The most common domestic hive is the movable Langstroth type, made up of stacked boxes. Each box contains tray-like frames made of wax or plastic, which slide in vertically and provide a base for the wax honeycomb cells. Honey is deposited in the upper boxes, and the lower boxes house the queen and most of the bees. After the beekeeper has removed the honey, the frames are usually returned to the hive so more honey can be deposited.

Beeswax

Workers begin the beehive by building a lattice of beeswax – a honeycomb. Its cells will contain the growing young and store honey and pollen. Building is hard work – it takes as much food to make a kilogram of beeswax honeycomb as it does to produce 8 kilograms of honey. It has been estimated that bees have to fly the equivalent of 1,160,000 kilometres to produce 1 kilogram of beeswax.

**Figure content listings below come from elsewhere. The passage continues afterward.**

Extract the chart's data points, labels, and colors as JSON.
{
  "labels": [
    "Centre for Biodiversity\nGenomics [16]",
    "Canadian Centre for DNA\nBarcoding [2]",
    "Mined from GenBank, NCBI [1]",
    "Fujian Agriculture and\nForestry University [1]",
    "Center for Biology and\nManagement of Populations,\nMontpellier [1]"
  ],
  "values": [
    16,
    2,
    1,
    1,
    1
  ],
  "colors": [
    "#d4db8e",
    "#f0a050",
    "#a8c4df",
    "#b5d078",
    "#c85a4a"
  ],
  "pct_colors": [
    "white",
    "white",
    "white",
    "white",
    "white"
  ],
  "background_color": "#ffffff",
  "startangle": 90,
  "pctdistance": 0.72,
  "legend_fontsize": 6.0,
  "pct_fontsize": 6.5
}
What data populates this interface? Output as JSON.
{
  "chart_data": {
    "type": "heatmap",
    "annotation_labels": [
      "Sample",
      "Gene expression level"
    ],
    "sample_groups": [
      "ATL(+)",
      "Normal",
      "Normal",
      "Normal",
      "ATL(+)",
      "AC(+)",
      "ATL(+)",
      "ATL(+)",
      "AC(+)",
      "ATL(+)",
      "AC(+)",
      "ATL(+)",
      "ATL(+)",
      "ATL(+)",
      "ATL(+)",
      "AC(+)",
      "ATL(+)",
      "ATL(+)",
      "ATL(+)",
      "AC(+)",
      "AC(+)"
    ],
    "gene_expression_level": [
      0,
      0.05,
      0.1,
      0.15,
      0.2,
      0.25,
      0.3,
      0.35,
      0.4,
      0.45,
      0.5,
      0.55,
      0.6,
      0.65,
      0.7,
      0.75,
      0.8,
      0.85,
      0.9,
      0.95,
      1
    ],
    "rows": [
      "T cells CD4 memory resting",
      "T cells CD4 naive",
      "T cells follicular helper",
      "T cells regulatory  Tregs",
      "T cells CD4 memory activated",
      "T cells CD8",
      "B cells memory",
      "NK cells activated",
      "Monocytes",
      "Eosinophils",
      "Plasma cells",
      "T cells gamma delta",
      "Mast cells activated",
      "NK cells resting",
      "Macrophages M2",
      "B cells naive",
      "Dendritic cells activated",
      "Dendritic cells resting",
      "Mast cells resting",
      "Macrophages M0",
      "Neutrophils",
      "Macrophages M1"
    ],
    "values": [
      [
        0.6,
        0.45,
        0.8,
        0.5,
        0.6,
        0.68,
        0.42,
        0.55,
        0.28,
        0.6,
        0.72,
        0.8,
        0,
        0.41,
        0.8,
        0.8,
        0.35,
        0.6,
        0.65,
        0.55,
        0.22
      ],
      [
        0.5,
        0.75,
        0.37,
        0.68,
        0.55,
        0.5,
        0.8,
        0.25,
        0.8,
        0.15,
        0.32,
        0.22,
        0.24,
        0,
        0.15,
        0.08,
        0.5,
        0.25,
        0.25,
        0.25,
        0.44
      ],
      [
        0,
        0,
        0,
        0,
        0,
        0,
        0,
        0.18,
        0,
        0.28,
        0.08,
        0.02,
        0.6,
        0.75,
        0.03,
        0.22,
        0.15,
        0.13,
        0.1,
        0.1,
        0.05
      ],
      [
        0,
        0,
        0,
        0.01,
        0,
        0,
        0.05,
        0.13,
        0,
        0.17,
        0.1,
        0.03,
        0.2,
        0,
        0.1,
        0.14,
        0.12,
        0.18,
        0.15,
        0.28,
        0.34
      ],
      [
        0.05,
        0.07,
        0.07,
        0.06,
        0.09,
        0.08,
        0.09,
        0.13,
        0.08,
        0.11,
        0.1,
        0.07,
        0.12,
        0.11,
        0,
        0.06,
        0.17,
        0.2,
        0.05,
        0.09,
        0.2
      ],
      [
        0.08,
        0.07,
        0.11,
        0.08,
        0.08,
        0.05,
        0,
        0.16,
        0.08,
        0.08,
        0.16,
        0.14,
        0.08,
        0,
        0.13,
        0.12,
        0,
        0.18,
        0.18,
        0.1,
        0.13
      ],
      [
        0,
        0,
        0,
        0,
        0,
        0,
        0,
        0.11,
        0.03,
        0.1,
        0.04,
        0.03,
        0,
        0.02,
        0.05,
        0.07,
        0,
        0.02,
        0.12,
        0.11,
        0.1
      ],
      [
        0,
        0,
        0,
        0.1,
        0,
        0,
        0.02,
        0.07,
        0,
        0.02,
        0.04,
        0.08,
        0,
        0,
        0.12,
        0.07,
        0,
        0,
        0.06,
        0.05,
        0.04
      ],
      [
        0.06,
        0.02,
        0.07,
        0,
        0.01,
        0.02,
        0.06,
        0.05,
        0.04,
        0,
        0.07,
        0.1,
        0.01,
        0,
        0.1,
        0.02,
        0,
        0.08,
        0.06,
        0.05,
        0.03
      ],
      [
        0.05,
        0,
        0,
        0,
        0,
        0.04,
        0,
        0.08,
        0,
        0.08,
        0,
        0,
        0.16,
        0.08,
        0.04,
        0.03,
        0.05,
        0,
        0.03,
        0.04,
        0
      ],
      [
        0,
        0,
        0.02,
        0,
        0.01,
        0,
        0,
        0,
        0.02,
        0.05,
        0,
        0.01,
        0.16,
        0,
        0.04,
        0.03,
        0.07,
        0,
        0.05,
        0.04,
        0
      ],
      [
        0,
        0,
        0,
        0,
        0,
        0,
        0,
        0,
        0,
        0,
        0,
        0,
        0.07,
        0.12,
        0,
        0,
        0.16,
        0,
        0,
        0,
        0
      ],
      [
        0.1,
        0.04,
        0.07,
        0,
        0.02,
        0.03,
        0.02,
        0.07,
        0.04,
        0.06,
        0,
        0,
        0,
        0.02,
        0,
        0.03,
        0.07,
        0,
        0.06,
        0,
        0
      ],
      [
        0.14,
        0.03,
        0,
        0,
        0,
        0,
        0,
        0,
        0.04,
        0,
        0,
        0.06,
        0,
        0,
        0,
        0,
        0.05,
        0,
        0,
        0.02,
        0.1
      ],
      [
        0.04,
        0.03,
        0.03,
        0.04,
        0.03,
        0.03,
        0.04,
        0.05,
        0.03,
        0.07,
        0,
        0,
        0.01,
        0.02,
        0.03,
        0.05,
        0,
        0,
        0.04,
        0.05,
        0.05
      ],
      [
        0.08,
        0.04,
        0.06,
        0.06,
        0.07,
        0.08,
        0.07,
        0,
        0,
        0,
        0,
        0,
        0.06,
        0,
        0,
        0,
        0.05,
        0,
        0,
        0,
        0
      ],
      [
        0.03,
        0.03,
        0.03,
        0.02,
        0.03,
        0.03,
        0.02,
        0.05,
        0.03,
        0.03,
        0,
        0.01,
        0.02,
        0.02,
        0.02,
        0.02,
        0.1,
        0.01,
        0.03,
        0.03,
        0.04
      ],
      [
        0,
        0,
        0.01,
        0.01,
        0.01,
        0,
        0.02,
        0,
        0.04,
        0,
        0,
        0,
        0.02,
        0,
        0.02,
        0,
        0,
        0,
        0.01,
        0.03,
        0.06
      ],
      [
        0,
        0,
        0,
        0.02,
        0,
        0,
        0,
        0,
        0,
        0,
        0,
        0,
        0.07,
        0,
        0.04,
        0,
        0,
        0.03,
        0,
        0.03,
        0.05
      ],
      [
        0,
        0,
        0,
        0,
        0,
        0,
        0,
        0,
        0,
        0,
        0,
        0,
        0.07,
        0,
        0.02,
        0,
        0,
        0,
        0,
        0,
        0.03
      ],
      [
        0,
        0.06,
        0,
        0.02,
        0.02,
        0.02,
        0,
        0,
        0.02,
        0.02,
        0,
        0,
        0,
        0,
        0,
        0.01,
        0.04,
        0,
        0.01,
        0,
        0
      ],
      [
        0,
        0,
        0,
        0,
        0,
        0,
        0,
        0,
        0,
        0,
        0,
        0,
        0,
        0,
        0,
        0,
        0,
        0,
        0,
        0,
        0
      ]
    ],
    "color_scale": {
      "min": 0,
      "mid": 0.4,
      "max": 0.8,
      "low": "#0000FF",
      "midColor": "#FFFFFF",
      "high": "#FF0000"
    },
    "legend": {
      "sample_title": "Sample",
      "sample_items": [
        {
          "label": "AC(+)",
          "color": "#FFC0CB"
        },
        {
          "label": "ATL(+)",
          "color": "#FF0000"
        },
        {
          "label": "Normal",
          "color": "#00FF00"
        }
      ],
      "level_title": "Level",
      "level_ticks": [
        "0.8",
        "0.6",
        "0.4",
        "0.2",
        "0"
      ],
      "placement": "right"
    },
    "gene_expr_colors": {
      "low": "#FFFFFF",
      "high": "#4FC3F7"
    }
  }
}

Workers use wax taken from 12–17-day-old worker bees, which secrete the wax from glands on the underside of their abdomen. The size of the glands depends on the bee’s age. For wax secretion to occur, the temperature in the hive has to be 33–36°C.

In commercial hives, beekeepers recycle most of the beeswax so the bees can concentrate their energy on making honey.

The life of worker bees

Worker bees have a busy but short life, the duration of which depends on the season – four or five months in winter, but only six weeks in summer.

Having just emerged from egg, larva and pupa stages, adult workers stay inside the hive. They clean previously used cells so they are ready for new eggs, feed larvae, build honeycombs and store food. Food storage involves sealing dried honey into cells with a wax cap. Pollen brought into the hive for feeding the brood is also stored. It is blended with a small amount of honey to prevent spoiling, then the mixture is firmly packed into comb cells.

Honeymoon

The term honeymoon came from the old custom of giving newlyweds mead (an alcoholic drink made of fermented honey) for the first 30 days of their marriage.

Young nurse bees (workers 3–5 days old) feed worker larvae ‘beebread’ made of pollen and honey. Advanced nurse bees (workers 6–11 days old) feed royal jelly to the queen larva and to drone and worker larvae which are 1-3 days old. Drones do not feed themselves – they are fed on demand by workers.

The next phase of the worker’s life is to take a short turn at ventilating and guarding the hive. They fan the hive to cool it during the day and dry the honey at night. To guard the entrance of the hive, workers check incoming bees to ensure they have the correct odour and are bringing in food. Strangers are attacked and may be killed.

The final period of a worker’s life is spent foraging for nectar and pollen.